(342g) Dynamics and Flow Structures of the Laminar-Turbulent Edge State for Understanding Polymer Drag Reduction

Recent advances in viscoelastic turbulence research indicate that answers to some most prominent questions in this field are likely held in the laminar-turbulent transition region. Questions such as the maximum drag reduction (MDR) -- the universal upper limit for polymer drag reduction, transition to turbulence and onset of drag reduction (DR) have remain unsolved after decades of efforts. Although the exact nature of MDR is still unclear, it becomes increasingly apparent that MDR is probably dominated by a class of weak or marginal turbulent states, characterized by significantly lower levels of turbulent activity, drastically reduced friction drag, and distinctly different flow features than Newtonian turbulence.

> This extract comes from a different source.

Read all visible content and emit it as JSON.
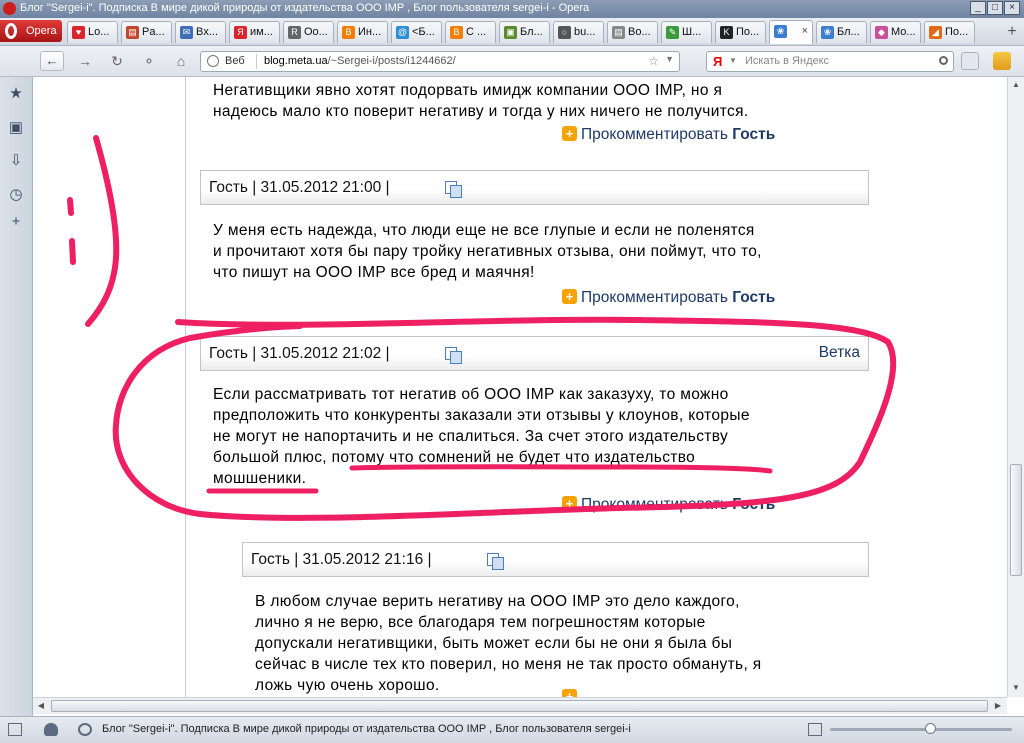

The current study focuses on the edge state, a pivotal (both literally and figuratively) point in the dynamics of laminar-turbulent transition. Edge states are computed for various parameters (Reynolds number, Weissenberg number, and box size) and their flow statistics, structure and dynamics are analyzed. These states show a strongly shear-dominated flow pattern that is distinct from Newtonian turbulence and closely resembles MDR. Polymers are not significantly extended at moderate Weissenberg numbers. As a result, flow statistics do not notably depend on viscoelasticity -- the defining characteristic of MDR. Dynamics of edge states are much less chaotic than regular turbulence and are normally dominated by a few key states. This systematic investigation into the edge state paves way for further exploration of the near-transition regime, which holds the key to solving the mystery of MDR as well as interpreting the conflicting observations of the laminar-turbulent transition in polymer solutions.